The Smart can be set up in a variety of carry configurations. It is sold in three different packages. In the simplest kit, the Basic Bundle, the standard device is accompanied by a key chain and belt clip. You can also purchase the same device with a more robust package of accessories. The Accessory Bundle includes a soft case for quiet pocket carry, a carabiner clip, and an arm band. Finally, Striiv packages two of everything into a Family Bundle. In our testing for routine use we found the soft-cased, pocket carry mode to be the most useful. The screen and buttons lock securely so none of the data is compromised while bouncing around in a crowded pocket. And pocket carry is by far the most secure. The belt clip is handy and clean, but can come undone in day-to-day life. As with all pedometers, if your intention is to compare one day's activity to the next, make sure to carry the device in the same location and fashion each day.
The Smart was the least accurate device in our test. The Smart erred by 10.3 percent of actual.
Ease of Use
This pedometer comes with an easy and intuitive on-screen configuration menu. The device will talk and walk you through the setup procedure. We were able to start recording in just a couple minutes. However, when it came time to try out Striiv Sync, the computer application designed to organize Smart data, we had more problems. Downloading and installing the application was easy, but the initial synchronizing of the device and computer took almost two hours. In a second iteration of testing, with an entirely different device and new software download, this process took a tiny fraction of this time. Hopefully our later experience is the new norm and Striiv has remedied the issues we had at first.

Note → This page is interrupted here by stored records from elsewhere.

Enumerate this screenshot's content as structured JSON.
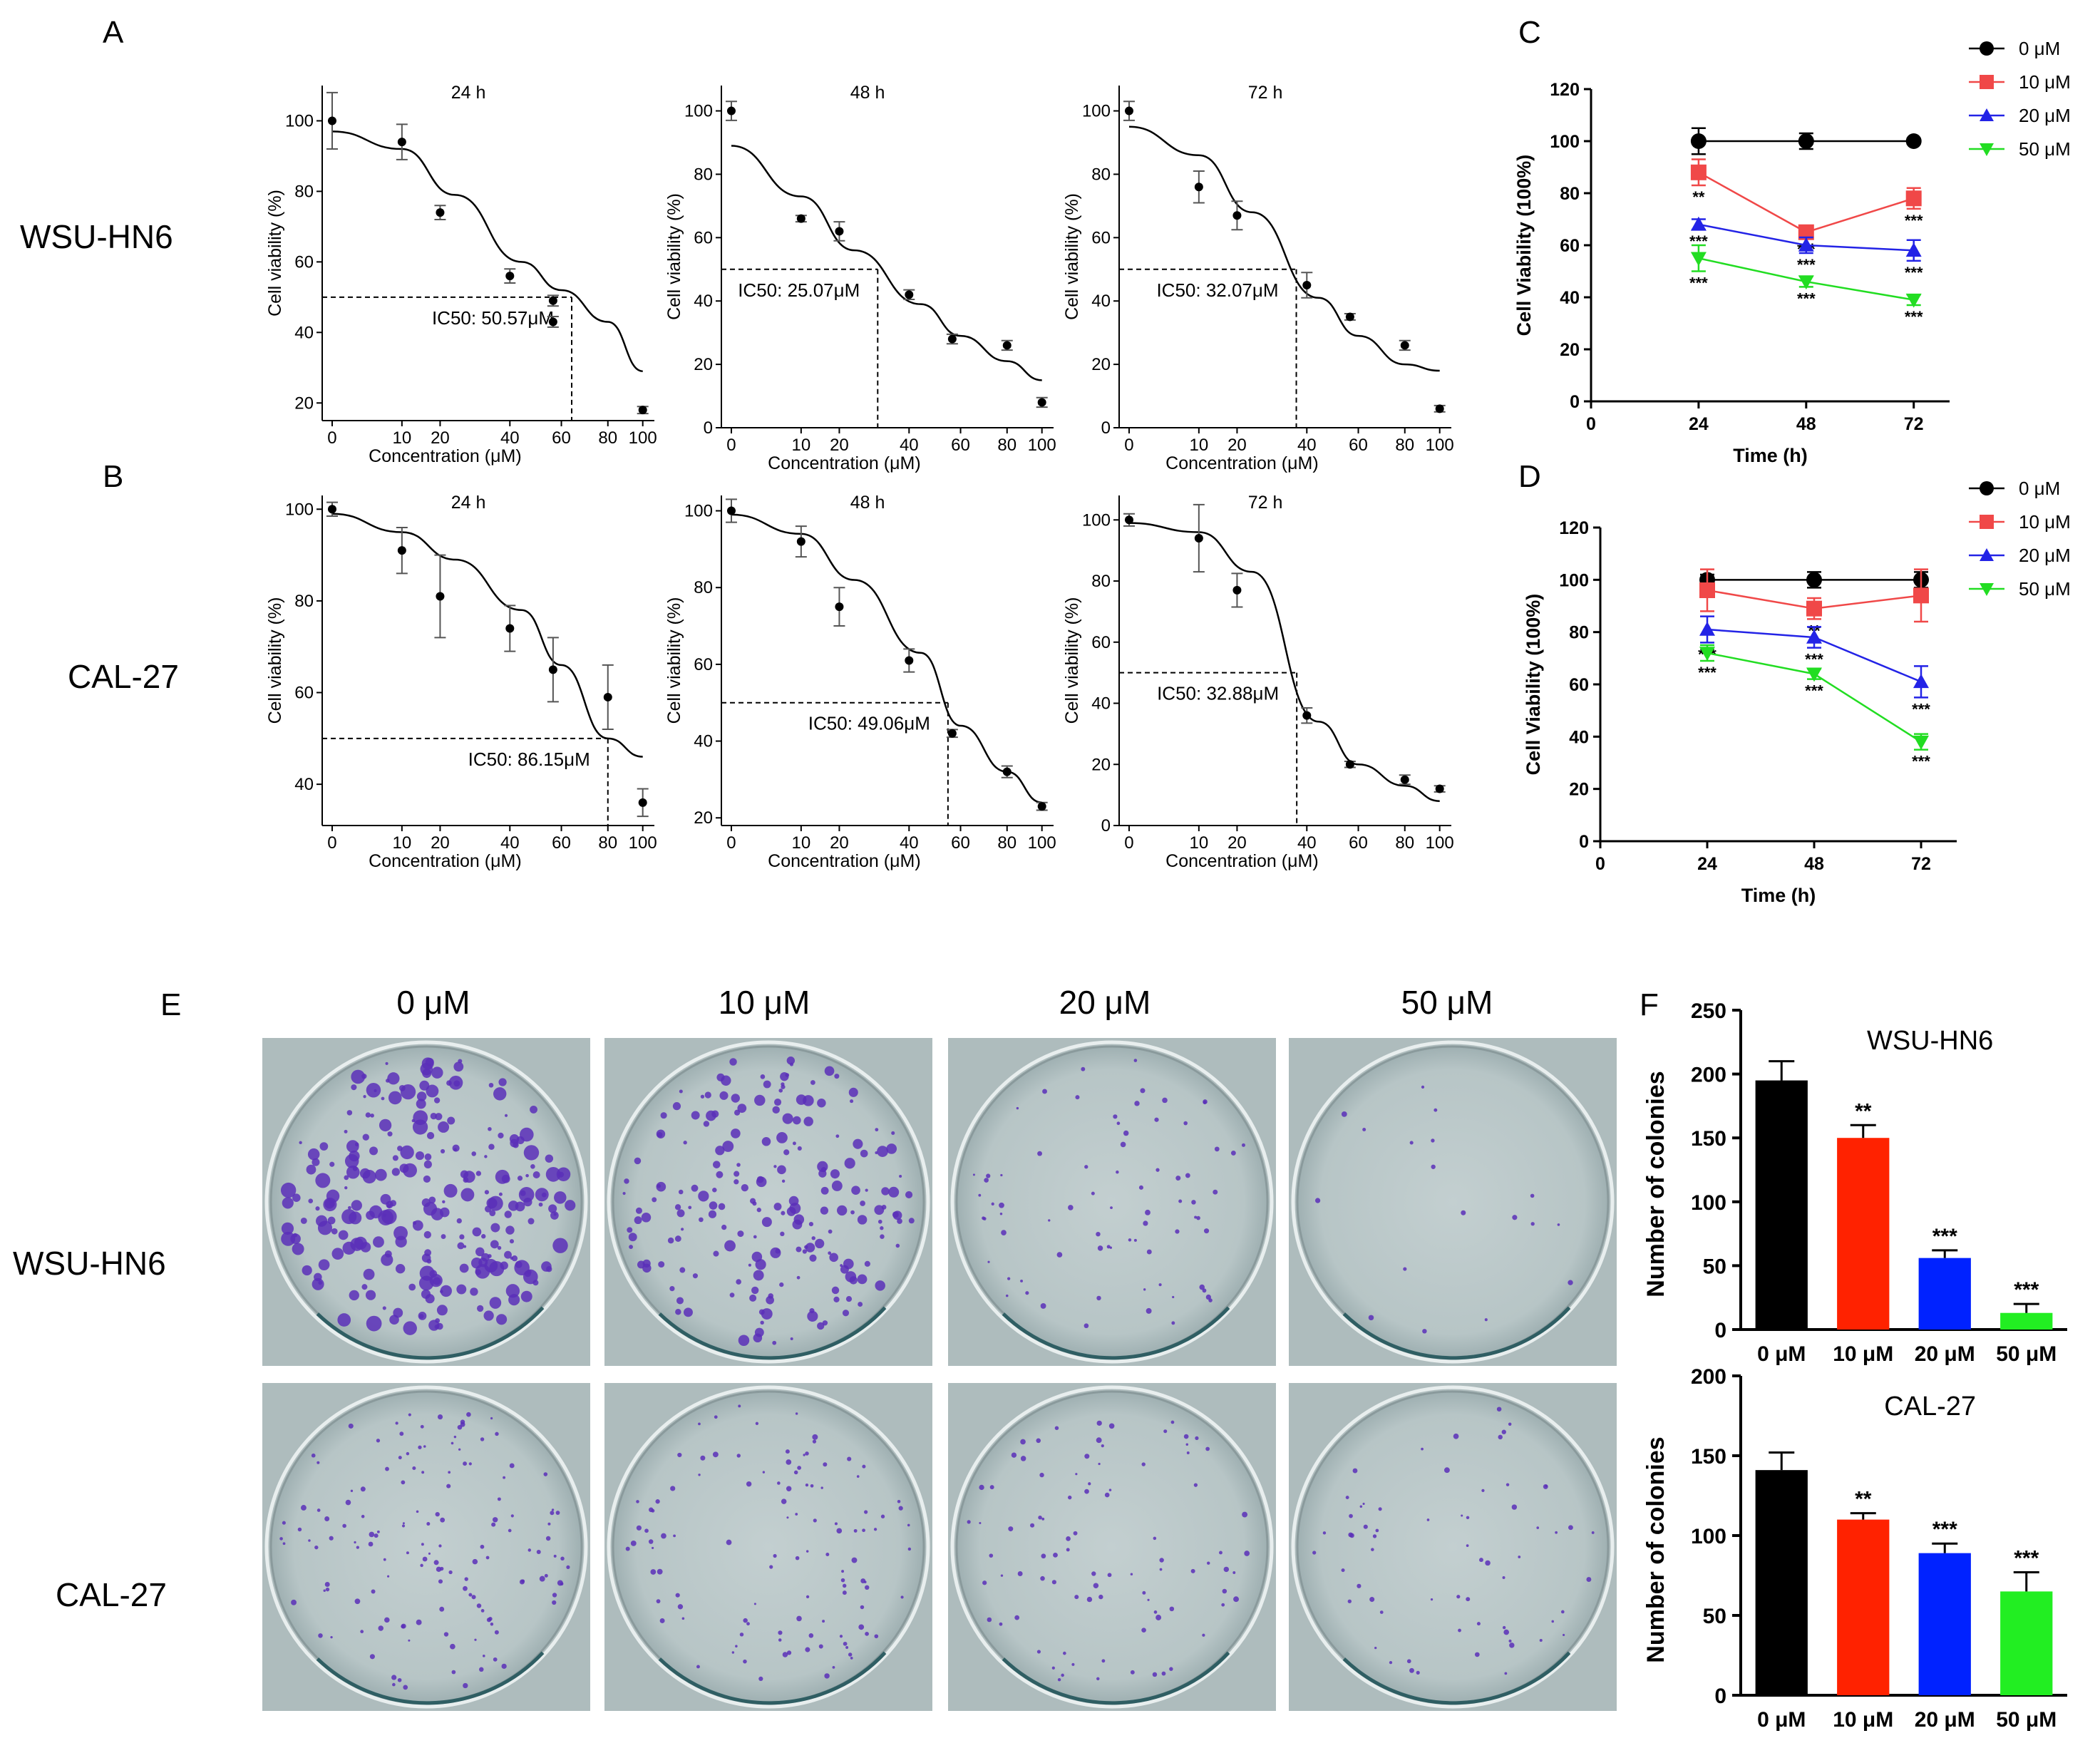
{
  "panel_letters": [
    "A",
    "B",
    "C",
    "D",
    "E",
    "F"
  ],
  "row_labels": {
    "A": "WSU-HN6",
    "B": "CAL-27",
    "E_top": "WSU-HN6",
    "E_bottom": "CAL-27"
  },
  "legend": [
    {
      "label": "0 μM",
      "color": "#000000",
      "marker": "circle"
    },
    {
      "label": "10 μM",
      "color": "#f04848",
      "marker": "square"
    },
    {
      "label": "20 μM",
      "color": "#2323e6",
      "marker": "triangle-up"
    },
    {
      "label": "50 μM",
      "color": "#22dd22",
      "marker": "triangle-down"
    }
  ],
  "colony_image": {
    "doses": [
      "0 μM",
      "10 μM",
      "20 μM",
      "50 μM"
    ],
    "rows": [
      "WSU-HN6",
      "CAL-27"
    ],
    "stain_color": "#5a2fb8",
    "background": "#aebcbd",
    "relative_density": {
      "WSU-HN6": [
        1.0,
        0.77,
        0.29,
        0.07
      ],
      "CAL-27": [
        1.0,
        0.78,
        0.63,
        0.46
      ]
    }
  },
  "chart_data": [
    {
      "id": "A-24h",
      "type": "scatter",
      "title": "24 h",
      "xlabel": "Concentration (μM)",
      "ylabel": "Cell viability (%)",
      "x_ticks": [
        "0",
        "10",
        "20",
        "40",
        "60",
        "80",
        "100"
      ],
      "y_ticks": [
        20,
        40,
        60,
        80,
        100
      ],
      "ylim": [
        15,
        110
      ],
      "points": [
        {
          "x": "0",
          "y": 100,
          "err": 8
        },
        {
          "x": "10",
          "y": 94,
          "err": 5
        },
        {
          "x": "20",
          "y": 74,
          "err": 2
        },
        {
          "x": "40",
          "y": 56,
          "err": 2
        },
        {
          "x": "50",
          "y": 49,
          "err": 1.5
        },
        {
          "x": "60",
          "y": 43,
          "err": 1.5
        },
        {
          "x": "100",
          "y": 18,
          "err": 1
        }
      ],
      "curve": [
        97,
        92,
        79,
        60,
        52,
        43,
        29
      ],
      "ic50_label": "IC50: 50.57μM",
      "ic50_y": 50
    },
    {
      "id": "A-48h",
      "type": "scatter",
      "title": "48 h",
      "xlabel": "Concentration (μM)",
      "ylabel": "Cell viability (%)",
      "x_ticks": [
        "0",
        "10",
        "20",
        "40",
        "60",
        "80",
        "100"
      ],
      "y_ticks": [
        0,
        20,
        40,
        60,
        80,
        100
      ],
      "ylim": [
        0,
        108
      ],
      "points": [
        {
          "x": "0",
          "y": 100,
          "err": 3
        },
        {
          "x": "10",
          "y": 66,
          "err": 1
        },
        {
          "x": "20",
          "y": 62,
          "err": 3
        },
        {
          "x": "40",
          "y": 42,
          "err": 1.5
        },
        {
          "x": "60",
          "y": 28,
          "err": 1.5
        },
        {
          "x": "80",
          "y": 26,
          "err": 1.5
        },
        {
          "x": "100",
          "y": 8,
          "err": 1.5
        }
      ],
      "curve": [
        89,
        73,
        56,
        39,
        29,
        21,
        15
      ],
      "ic50_label": "IC50: 25.07μM",
      "ic50_y": 50
    },
    {
      "id": "A-72h",
      "type": "scatter",
      "title": "72 h",
      "xlabel": "Concentration (μM)",
      "ylabel": "Cell viability (%)",
      "x_ticks": [
        "0",
        "10",
        "20",
        "40",
        "60",
        "80",
        "100"
      ],
      "y_ticks": [
        0,
        20,
        40,
        60,
        80,
        100
      ],
      "ylim": [
        0,
        108
      ],
      "points": [
        {
          "x": "0",
          "y": 100,
          "err": 3
        },
        {
          "x": "10",
          "y": 76,
          "err": 5
        },
        {
          "x": "20",
          "y": 67,
          "err": 4.5
        },
        {
          "x": "40",
          "y": 45,
          "err": 4
        },
        {
          "x": "60",
          "y": 35,
          "err": 1
        },
        {
          "x": "80",
          "y": 26,
          "err": 1.5
        },
        {
          "x": "100",
          "y": 6,
          "err": 1
        }
      ],
      "curve": [
        95,
        86,
        68,
        41,
        29,
        20,
        18
      ],
      "ic50_label": "IC50: 32.07μM",
      "ic50_y": 50
    },
    {
      "id": "B-24h",
      "type": "scatter",
      "title": "24 h",
      "xlabel": "Concentration (μM)",
      "ylabel": "Cell viability (%)",
      "x_ticks": [
        "0",
        "10",
        "20",
        "40",
        "60",
        "80",
        "100"
      ],
      "y_ticks": [
        40,
        60,
        80,
        100
      ],
      "ylim": [
        31,
        103
      ],
      "points": [
        {
          "x": "0",
          "y": 100,
          "err": 1.5
        },
        {
          "x": "10",
          "y": 91,
          "err": 5
        },
        {
          "x": "20",
          "y": 81,
          "err": 9
        },
        {
          "x": "40",
          "y": 74,
          "err": 5
        },
        {
          "x": "60",
          "y": 65,
          "err": 7
        },
        {
          "x": "80",
          "y": 59,
          "err": 7
        },
        {
          "x": "100",
          "y": 36,
          "err": 3
        }
      ],
      "curve": [
        99,
        95,
        89,
        78,
        66,
        50,
        46
      ],
      "ic50_label": "IC50: 86.15μM",
      "ic50_y": 50
    },
    {
      "id": "B-48h",
      "type": "scatter",
      "title": "48 h",
      "xlabel": "Concentration (μM)",
      "ylabel": "Cell viability (%)",
      "x_ticks": [
        "0",
        "10",
        "20",
        "40",
        "60",
        "80",
        "100"
      ],
      "y_ticks": [
        20,
        40,
        60,
        80,
        100
      ],
      "ylim": [
        18,
        104
      ],
      "points": [
        {
          "x": "0",
          "y": 100,
          "err": 3
        },
        {
          "x": "10",
          "y": 92,
          "err": 4
        },
        {
          "x": "20",
          "y": 75,
          "err": 5
        },
        {
          "x": "40",
          "y": 61,
          "err": 3
        },
        {
          "x": "60",
          "y": 42,
          "err": 1
        },
        {
          "x": "80",
          "y": 32,
          "err": 1.5
        },
        {
          "x": "100",
          "y": 23,
          "err": 1
        }
      ],
      "curve": [
        99,
        94,
        82,
        63,
        44,
        32,
        24
      ],
      "ic50_label": "IC50: 49.06μM",
      "ic50_y": 50
    },
    {
      "id": "B-72h",
      "type": "scatter",
      "title": "72 h",
      "xlabel": "Concentration (μM)",
      "ylabel": "Cell viability (%)",
      "x_ticks": [
        "0",
        "10",
        "20",
        "40",
        "60",
        "80",
        "100"
      ],
      "y_ticks": [
        0,
        20,
        40,
        60,
        80,
        100
      ],
      "ylim": [
        0,
        108
      ],
      "points": [
        {
          "x": "0",
          "y": 100,
          "err": 2
        },
        {
          "x": "10",
          "y": 94,
          "err": 11
        },
        {
          "x": "20",
          "y": 77,
          "err": 5.5
        },
        {
          "x": "40",
          "y": 36,
          "err": 2.5
        },
        {
          "x": "60",
          "y": 20,
          "err": 1
        },
        {
          "x": "80",
          "y": 15,
          "err": 1.5
        },
        {
          "x": "100",
          "y": 12,
          "err": 1
        }
      ],
      "curve": [
        99,
        96,
        83,
        34,
        20,
        13,
        8
      ],
      "ic50_label": "IC50: 32.88μM",
      "ic50_y": 50
    },
    {
      "id": "C",
      "type": "line",
      "xlabel": "Time (h)",
      "ylabel": "Cell Viability (100%)",
      "x_ticks": [
        0,
        24,
        48,
        72
      ],
      "y_ticks": [
        0,
        20,
        40,
        60,
        80,
        100,
        120
      ],
      "xlim": [
        0,
        80
      ],
      "ylim": [
        0,
        120
      ],
      "series": [
        {
          "name": "0 μM",
          "x": [
            24,
            48,
            72
          ],
          "y": [
            100,
            100,
            100
          ],
          "err": [
            5,
            3,
            1
          ]
        },
        {
          "name": "10 μM",
          "x": [
            24,
            48,
            72
          ],
          "y": [
            88,
            65,
            78
          ],
          "err": [
            5,
            2,
            4
          ],
          "stars": [
            "**",
            "***",
            "***"
          ]
        },
        {
          "name": "20 μM",
          "x": [
            24,
            48,
            72
          ],
          "y": [
            68,
            60,
            58
          ],
          "err": [
            2,
            3,
            4
          ],
          "stars": [
            "***",
            "***",
            "***"
          ]
        },
        {
          "name": "50 μM",
          "x": [
            24,
            48,
            72
          ],
          "y": [
            55,
            46,
            39
          ],
          "err": [
            5,
            2,
            2
          ],
          "stars": [
            "***",
            "***",
            "***"
          ]
        }
      ]
    },
    {
      "id": "D",
      "type": "line",
      "xlabel": "Time (h)",
      "ylabel": "Cell Viability (100%)",
      "x_ticks": [
        0,
        24,
        48,
        72
      ],
      "y_ticks": [
        0,
        20,
        40,
        60,
        80,
        100,
        120
      ],
      "xlim": [
        0,
        80
      ],
      "ylim": [
        0,
        120
      ],
      "series": [
        {
          "name": "0 μM",
          "x": [
            24,
            48,
            72
          ],
          "y": [
            100,
            100,
            100
          ],
          "err": [
            2,
            3,
            3
          ]
        },
        {
          "name": "10 μM",
          "x": [
            24,
            48,
            72
          ],
          "y": [
            96,
            89,
            94
          ],
          "err": [
            8,
            4,
            10
          ],
          "stars": [
            "",
            "**",
            ""
          ]
        },
        {
          "name": "20 μM",
          "x": [
            24,
            48,
            72
          ],
          "y": [
            81,
            78,
            61
          ],
          "err": [
            5,
            4,
            6
          ],
          "stars": [
            "***",
            "***",
            "***"
          ]
        },
        {
          "name": "50 μM",
          "x": [
            24,
            48,
            72
          ],
          "y": [
            72,
            64,
            38
          ],
          "err": [
            3,
            2,
            3
          ],
          "stars": [
            "***",
            "***",
            "***"
          ]
        }
      ]
    },
    {
      "id": "F-WSU-HN6",
      "type": "bar",
      "title": "WSU-HN6",
      "ylabel": "Number of colonies",
      "categories": [
        "0 μM",
        "10 μM",
        "20 μM",
        "50 μM"
      ],
      "values": [
        195,
        150,
        56,
        13
      ],
      "errors": [
        15,
        10,
        6,
        7
      ],
      "stars": [
        "",
        "**",
        "***",
        "***"
      ],
      "colors": [
        "#000000",
        "#ff2200",
        "#0022ff",
        "#22ee22"
      ],
      "y_ticks": [
        0,
        50,
        100,
        150,
        200,
        250
      ],
      "ylim": [
        0,
        250
      ]
    },
    {
      "id": "F-CAL-27",
      "type": "bar",
      "title": "CAL-27",
      "ylabel": "Number of colonies",
      "categories": [
        "0 μM",
        "10 μM",
        "20 μM",
        "50 μM"
      ],
      "values": [
        141,
        110,
        89,
        65
      ],
      "errors": [
        11,
        4,
        6,
        12
      ],
      "stars": [
        "",
        "**",
        "***",
        "***"
      ],
      "colors": [
        "#000000",
        "#ff2200",
        "#0022ff",
        "#22ee22"
      ],
      "y_ticks": [
        0,
        50,
        100,
        150,
        200
      ],
      "ylim": [
        0,
        200
      ]
    }
  ]
}
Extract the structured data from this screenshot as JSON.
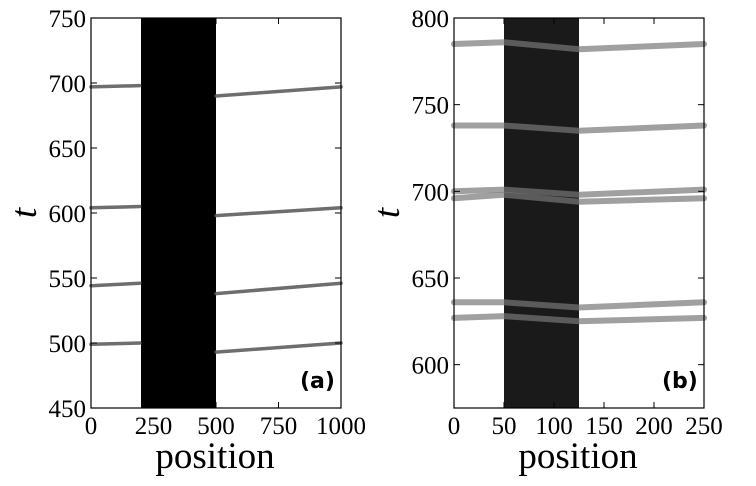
{
  "chart_data": [
    {
      "type": "line",
      "panel_label": "(a)",
      "xlabel": "position",
      "ylabel": "t",
      "xlim": [
        0,
        1000
      ],
      "ylim": [
        450,
        750
      ],
      "xticks": [
        0,
        250,
        500,
        750,
        1000
      ],
      "yticks": [
        450,
        500,
        550,
        600,
        650,
        700,
        750
      ],
      "xtick_labels": [
        "0",
        "250",
        "500",
        "750",
        "1000"
      ],
      "ytick_labels": [
        "450",
        "500",
        "550",
        "600",
        "650",
        "700",
        "750"
      ],
      "shaded_region": {
        "x": [
          200,
          500
        ],
        "color": "#000000"
      },
      "grid": false,
      "colors": {
        "traces": "#555555",
        "strong": "#111111"
      },
      "series": [
        {
          "points": [
            [
              0,
              499
            ],
            [
              195,
              500
            ]
          ]
        },
        {
          "points": [
            [
              0,
              604
            ],
            [
              195,
              605
            ]
          ]
        },
        {
          "points": [
            [
              0,
              544
            ],
            [
              195,
              546
            ]
          ]
        },
        {
          "points": [
            [
              0,
              697
            ],
            [
              195,
              698
            ]
          ]
        },
        {
          "points": [
            [
              500,
              493
            ],
            [
              1000,
              500
            ]
          ]
        },
        {
          "points": [
            [
              500,
              538
            ],
            [
              1000,
              546
            ]
          ]
        },
        {
          "points": [
            [
              500,
              598
            ],
            [
              1000,
              604
            ]
          ]
        },
        {
          "points": [
            [
              500,
              690
            ],
            [
              1000,
              697
            ]
          ]
        }
      ]
    },
    {
      "type": "line",
      "panel_label": "(b)",
      "xlabel": "position",
      "ylabel": "t",
      "xlim": [
        0,
        250
      ],
      "ylim": [
        575,
        800
      ],
      "xticks": [
        0,
        50,
        100,
        150,
        200,
        250
      ],
      "yticks": [
        600,
        650,
        700,
        750,
        800
      ],
      "xtick_labels": [
        "0",
        "50",
        "100",
        "150",
        "200",
        "250"
      ],
      "ytick_labels": [
        "600",
        "650",
        "700",
        "750",
        "800"
      ],
      "shaded_region": {
        "x": [
          50,
          125
        ],
        "color": "#1a1a1a"
      },
      "grid": false,
      "colors": {
        "traces": "#777777",
        "strong": "#444444"
      },
      "series": [
        {
          "points": [
            [
              0,
              627
            ],
            [
              50,
              628
            ],
            [
              125,
              625
            ],
            [
              250,
              627
            ]
          ]
        },
        {
          "points": [
            [
              0,
              636
            ],
            [
              50,
              636
            ],
            [
              125,
              633
            ],
            [
              250,
              636
            ]
          ]
        },
        {
          "points": [
            [
              0,
              696
            ],
            [
              50,
              698
            ],
            [
              125,
              694
            ],
            [
              250,
              696
            ]
          ]
        },
        {
          "points": [
            [
              0,
              700
            ],
            [
              50,
              701
            ],
            [
              125,
              698
            ],
            [
              250,
              701
            ]
          ]
        },
        {
          "points": [
            [
              0,
              738
            ],
            [
              50,
              738
            ],
            [
              125,
              735
            ],
            [
              250,
              738
            ]
          ]
        },
        {
          "points": [
            [
              0,
              785
            ],
            [
              50,
              786
            ],
            [
              125,
              782
            ],
            [
              250,
              785
            ]
          ]
        }
      ]
    }
  ]
}
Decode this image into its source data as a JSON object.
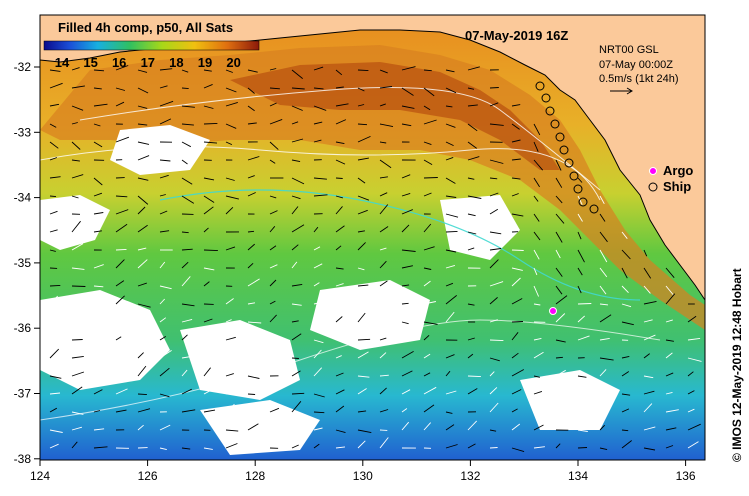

This is an excellent device for the user looking to inspire and motivate more and more organized day-to-day activity. Additionally, the Smart is suitable for those that don't care to be tied to their smartphone for the collection and viewing of their activity data.
The $50 price tag is not inexpensive, but it is consistent with the cost of other full-functioned activity monitors. For this you get the simple and reliable instrumentation, as well as a carefully designed and comprehensive suite of motivational tools. Interestingly, Striiv pledges to make donations to one of a few different charities as the user logs more activity. If you have a philanthropic side, this attribute certainly increases the value of the Smart. It must be noted that like software updates the charity donations only occur upon plugging the Smart into Striiv Sync.
Our whole testing team liked the engaging and creative interface found on the Smart. With high-end accuracy in a self-contained package, this is a great device for much of the pedometer market.